School of Computing and Intelligent Systems, University of Ulster, Londonderry BT487JL, UK.
IEEE Trans Pattern Anal Mach Intell. 2011 Jun;33(6):1189-201. doi: 10.1109/TPAMI.2010.188.
Pattern selection methods have been traditionally developed with a dependency on a specific classifier. In contrast, this paper presents a method that selects critical patterns deemed to carry essential information applicable to train those types of classifiers which require spatial information of the training data set. Critical patterns include those edge patterns that define the boundary and those border patterns that separate classes. The proposed method selects patterns from a new perspective, primarily based on their location in input space. It determines class edge patterns with the assistance of the approximated tangent hyperplane of a class surface. It also identifies border patterns between classes using local probability. The proposed method is evaluated on benchmark problems using popular classifiers, including multilayer perceptrons, radial basis functions, support vector machines, and nearest neighbors. The proposed approach is also compared with four state-of-the-art approaches and it is shown to provide similar but more consistent accuracy from a reduced data set. Experimental results demonstrate that it selects patterns sufficient to represent class boundary and to preserve the decision surface.

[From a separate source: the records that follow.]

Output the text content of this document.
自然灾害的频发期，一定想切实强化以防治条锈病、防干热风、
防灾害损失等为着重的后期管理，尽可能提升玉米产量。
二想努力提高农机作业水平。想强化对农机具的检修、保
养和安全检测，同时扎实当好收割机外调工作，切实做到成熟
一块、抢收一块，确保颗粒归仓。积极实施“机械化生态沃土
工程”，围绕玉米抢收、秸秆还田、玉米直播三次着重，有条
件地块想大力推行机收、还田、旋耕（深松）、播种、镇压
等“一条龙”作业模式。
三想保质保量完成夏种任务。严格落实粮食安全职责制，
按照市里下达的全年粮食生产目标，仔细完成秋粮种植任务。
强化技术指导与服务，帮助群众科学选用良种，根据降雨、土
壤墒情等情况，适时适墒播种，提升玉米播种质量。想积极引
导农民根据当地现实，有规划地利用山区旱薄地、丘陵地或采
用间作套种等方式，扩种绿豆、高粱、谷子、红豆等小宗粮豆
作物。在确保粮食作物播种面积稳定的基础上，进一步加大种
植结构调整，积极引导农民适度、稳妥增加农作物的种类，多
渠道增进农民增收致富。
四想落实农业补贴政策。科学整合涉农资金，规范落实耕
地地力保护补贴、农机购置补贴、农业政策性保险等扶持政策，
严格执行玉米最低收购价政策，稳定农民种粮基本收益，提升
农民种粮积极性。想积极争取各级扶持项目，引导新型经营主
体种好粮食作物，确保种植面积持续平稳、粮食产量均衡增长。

模式选择方法传统上是依赖于特定分类器来开发的。相比之下,本文提出了一种方法,用于选择关键模式,这些关键模式被认为携带适用于训练那些需要训练数据集空间信息的分类器的基本信息。关键模式包括定义边界的边缘模式和分离类别的边界模式。所提出的方法从一个新的角度选择模式,主要基于它们在输入空间中的位置。它使用类表面的近似切平面来确定类边缘模式。它还使用局部概率来识别类之间的边界模式。该方法使用包括多层感知器、径向基函数、支持向量机和最近邻在内的流行分类器在基准问题上进行了评估。所提出的方法还与四种最先进的方法进行了比较,结果表明它从较小的数据集提供了类似但更一致的准确性。实验结果表明,它选择的模式足以表示类边界并保留决策面。